Sabrina Carpenter Minta Maaf usai Bilang Budaya Arab Aneh di Coachella
Sabrina Carpenter Minta Maaf Usai Bilang Budaya Arab Aneh di Coachella
Sabrina Carpenter, penyanyi terkenal, merasa perlu meminta maaf setelah menyebut suara zaghrouta, sebuah bentuk ekspresi kegembiraan dalam budaya Arab, sebagai “aneh” selama tampil sebagai headliner di Coachella. Peristiwa ini terjadi saat ia berada di atas panggung, dan ia menyampaikan permintaan maaf melalui unggahan di platform X pada Sabtu lalu.

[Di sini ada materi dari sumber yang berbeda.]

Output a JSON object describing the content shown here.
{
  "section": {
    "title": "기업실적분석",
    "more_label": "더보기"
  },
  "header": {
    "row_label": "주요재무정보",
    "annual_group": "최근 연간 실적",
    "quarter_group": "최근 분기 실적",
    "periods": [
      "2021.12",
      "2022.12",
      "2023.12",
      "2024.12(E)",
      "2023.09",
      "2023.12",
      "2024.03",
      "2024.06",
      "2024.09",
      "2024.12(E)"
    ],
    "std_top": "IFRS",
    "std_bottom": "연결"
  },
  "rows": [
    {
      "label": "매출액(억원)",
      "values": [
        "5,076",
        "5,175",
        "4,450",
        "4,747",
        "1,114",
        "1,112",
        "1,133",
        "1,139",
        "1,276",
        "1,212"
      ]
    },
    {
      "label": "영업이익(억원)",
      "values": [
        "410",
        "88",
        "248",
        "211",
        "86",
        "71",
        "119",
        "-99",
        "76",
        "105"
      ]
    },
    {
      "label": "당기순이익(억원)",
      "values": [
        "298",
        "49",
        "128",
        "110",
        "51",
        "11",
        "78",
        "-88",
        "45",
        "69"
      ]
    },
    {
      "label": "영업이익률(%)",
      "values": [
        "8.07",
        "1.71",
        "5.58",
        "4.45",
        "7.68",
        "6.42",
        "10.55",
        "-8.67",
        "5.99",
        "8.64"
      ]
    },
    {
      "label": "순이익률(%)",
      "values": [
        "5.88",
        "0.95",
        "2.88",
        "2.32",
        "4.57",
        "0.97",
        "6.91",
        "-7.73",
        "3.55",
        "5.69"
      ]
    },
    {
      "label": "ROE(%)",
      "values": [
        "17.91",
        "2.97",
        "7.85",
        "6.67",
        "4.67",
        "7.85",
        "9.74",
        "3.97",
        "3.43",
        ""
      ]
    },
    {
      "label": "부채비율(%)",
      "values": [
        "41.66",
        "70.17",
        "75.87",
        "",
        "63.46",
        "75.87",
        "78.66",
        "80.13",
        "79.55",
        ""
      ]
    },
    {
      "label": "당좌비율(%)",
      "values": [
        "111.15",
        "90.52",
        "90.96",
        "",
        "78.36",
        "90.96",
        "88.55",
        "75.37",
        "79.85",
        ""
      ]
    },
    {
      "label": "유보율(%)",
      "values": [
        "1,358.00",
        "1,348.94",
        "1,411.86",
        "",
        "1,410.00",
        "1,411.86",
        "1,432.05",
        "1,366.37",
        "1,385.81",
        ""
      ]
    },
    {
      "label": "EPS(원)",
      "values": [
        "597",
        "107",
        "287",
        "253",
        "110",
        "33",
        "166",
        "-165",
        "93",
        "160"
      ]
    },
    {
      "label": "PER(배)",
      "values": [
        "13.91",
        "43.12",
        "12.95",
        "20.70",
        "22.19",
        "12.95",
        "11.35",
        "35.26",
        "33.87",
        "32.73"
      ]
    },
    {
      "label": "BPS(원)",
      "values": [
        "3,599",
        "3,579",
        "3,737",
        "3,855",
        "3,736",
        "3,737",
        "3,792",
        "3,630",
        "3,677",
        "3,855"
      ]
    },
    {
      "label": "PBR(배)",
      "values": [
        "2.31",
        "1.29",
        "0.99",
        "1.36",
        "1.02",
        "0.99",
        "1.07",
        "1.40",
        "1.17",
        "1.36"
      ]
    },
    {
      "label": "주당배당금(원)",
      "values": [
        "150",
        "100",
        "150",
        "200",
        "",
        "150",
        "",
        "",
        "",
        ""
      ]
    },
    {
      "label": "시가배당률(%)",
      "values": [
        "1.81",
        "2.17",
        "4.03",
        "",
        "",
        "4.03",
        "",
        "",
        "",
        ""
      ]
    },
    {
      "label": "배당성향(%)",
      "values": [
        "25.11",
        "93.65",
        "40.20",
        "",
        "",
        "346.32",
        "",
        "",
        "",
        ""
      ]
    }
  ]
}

Penjelasan Sabrina Carpenter
Dalam postingannya, Carpenter menjelaskan bahwa saat itu ia tidak melihat penonton secara langsung dan juga tidak mendengar suara tersebut dengan jelas. “Reaksiku berasal dari kebingungan dan sarkasme ringan, tanpa maksud merendahkan,” tulisnya. Ia menambahkan bahwa sekarang ia memahami arti zaghrouta dan bersedia menerima berbagai bentuk sorakan, termasuk yodel, sebagai bagian dari budaya.
“Apakah itu yang kalian lakukan? Aku tidak menyukainya,” kata Sabrina saat mendengar suara zaghrouta di tengah penonton.
Konteks Budaya Zaghrouta
Zaghrouta adalah vokalisasi khas yang umum dijumpai di wilayah Timur Tengah serta sebagian daerah Afrika. Suara bergetar yang keras ini sering digunakan untuk mengekspresikan antusiasme, khususnya pada acara seperti pernikahan atau perayaan penting lainnya. Video yang beredar di media sosial menunjukkan reaksi Sabrina terhadap suara tersebut, yang terlihat membingungkan dan tidak senang.
Respons dari Penggemar
Banyak pengguna media sosial menganggap ucapan Sabrina sebagai ejekan terhadap budaya Arab. Namun, ia sudah memperbaiki pendirian dan menyatakan kesediaannya untuk menghargai berbagai bentuk ekspresi budaya, termasuk zaghrouta, yang sebelumnya ia tidak mengenali.